Substance abuse: Has the person recently started abusing substances or increased their use of drugs or alcohol?
Purposefulness: Does the person lack a reason for living?
Anger: Does the person have anger or rage toward others?
Trapped: Does the person feel trapped?
Hopelessness Does the person have a poor self-image or lack of hope?
Withdrawing: Is the person withdrawing from friends, family, or society?
Anxiety: Is the person experiencing increased anxiety or stress?
Recklessness: Is the person impulsive? Are they participating in dangerous or risky behaviors?

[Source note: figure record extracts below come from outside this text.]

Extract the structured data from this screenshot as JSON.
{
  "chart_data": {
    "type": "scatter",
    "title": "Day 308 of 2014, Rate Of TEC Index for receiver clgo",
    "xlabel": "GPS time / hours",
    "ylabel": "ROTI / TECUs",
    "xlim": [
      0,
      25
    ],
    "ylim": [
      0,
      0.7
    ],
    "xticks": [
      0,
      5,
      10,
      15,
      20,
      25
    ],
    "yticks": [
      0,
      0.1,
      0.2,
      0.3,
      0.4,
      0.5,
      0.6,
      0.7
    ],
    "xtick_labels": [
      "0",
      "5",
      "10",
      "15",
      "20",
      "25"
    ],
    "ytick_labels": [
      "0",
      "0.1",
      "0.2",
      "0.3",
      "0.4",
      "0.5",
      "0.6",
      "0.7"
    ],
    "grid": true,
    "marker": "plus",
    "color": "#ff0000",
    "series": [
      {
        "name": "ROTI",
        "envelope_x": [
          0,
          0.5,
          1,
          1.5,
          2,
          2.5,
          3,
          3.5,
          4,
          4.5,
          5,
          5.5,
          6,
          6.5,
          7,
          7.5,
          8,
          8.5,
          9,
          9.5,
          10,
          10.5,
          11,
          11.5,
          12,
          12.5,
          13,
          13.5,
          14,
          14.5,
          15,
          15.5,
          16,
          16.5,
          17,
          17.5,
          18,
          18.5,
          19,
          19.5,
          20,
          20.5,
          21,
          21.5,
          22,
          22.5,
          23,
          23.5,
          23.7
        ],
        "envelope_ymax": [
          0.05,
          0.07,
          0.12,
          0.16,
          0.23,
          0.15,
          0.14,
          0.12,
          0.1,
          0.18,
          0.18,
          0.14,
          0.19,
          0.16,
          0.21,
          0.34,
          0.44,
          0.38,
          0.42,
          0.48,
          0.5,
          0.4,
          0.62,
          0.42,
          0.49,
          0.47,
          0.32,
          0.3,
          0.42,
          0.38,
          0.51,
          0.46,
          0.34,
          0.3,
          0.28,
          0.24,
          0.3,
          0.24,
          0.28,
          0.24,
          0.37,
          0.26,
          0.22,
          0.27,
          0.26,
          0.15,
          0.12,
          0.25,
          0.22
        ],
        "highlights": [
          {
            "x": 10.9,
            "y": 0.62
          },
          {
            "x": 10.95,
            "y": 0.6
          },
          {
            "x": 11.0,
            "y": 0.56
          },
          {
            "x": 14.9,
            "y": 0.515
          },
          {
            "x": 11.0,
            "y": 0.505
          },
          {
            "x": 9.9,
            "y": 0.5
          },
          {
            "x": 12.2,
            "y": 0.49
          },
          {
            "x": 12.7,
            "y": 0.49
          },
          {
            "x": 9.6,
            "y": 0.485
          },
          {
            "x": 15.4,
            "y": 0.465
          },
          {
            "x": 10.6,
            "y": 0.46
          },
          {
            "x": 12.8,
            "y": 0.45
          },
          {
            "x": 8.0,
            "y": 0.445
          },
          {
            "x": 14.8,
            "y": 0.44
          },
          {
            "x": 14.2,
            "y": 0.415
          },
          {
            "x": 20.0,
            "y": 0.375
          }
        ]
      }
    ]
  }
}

Mood: Is the person experiencing unregulated mood swings?
Common Signs of Bullying
Statistics show that an alarming number of bullying victims do not reach out to adults. Therefore, it is important for parents, caregivers, teachers, and clinicians to learn to recognize the telltale signs of bullying. Here are some of the most common signs of bullying:
- Someone is acting differently than normal
- Anxiety, sadness, depression
- Someone is struggling to complete normal tasks
- Lack of focus or interest in everyday tasks
- Thoughts of helplessness, hopelessness, or suicide ideations
Stop Bullying is a website run by the U.S. Department of Health and Human Services. It provides people with facts and resources related to bullying. There are tips for kids, teens, and caregivers.
Tolerance.org is an online database of anti-bullying resources. Visitors can view and share a free anti-bullying documentary, read anti-bullying tips, or discover several anti-bullying organizations.
Committee for Children
The Committee for Children has a bullying prevention program. The site includes an SEL curriculum for classrooms around the nation.
National Suicide Prevention Lifeline
The National Suicide Prevention Lifeline is a free 24/7 support number for people in need of crisis resources. People can call 1-800-273-8255 or visit the website to chat. The service is confidential.
In recent years, the United States has made an effort to stop the spread of bullying behaviors. The Safe Schools Improvement Act (SSIA) is a federal law that intends to stop bullying and harassment in public and private learning institutions. Meanwhile, the Student Non-Discrimination Act (SNDA) prevents schools from discriminating against students because of their sexual orientation or gender identity. There are also many state-level anti-bullying laws in effect.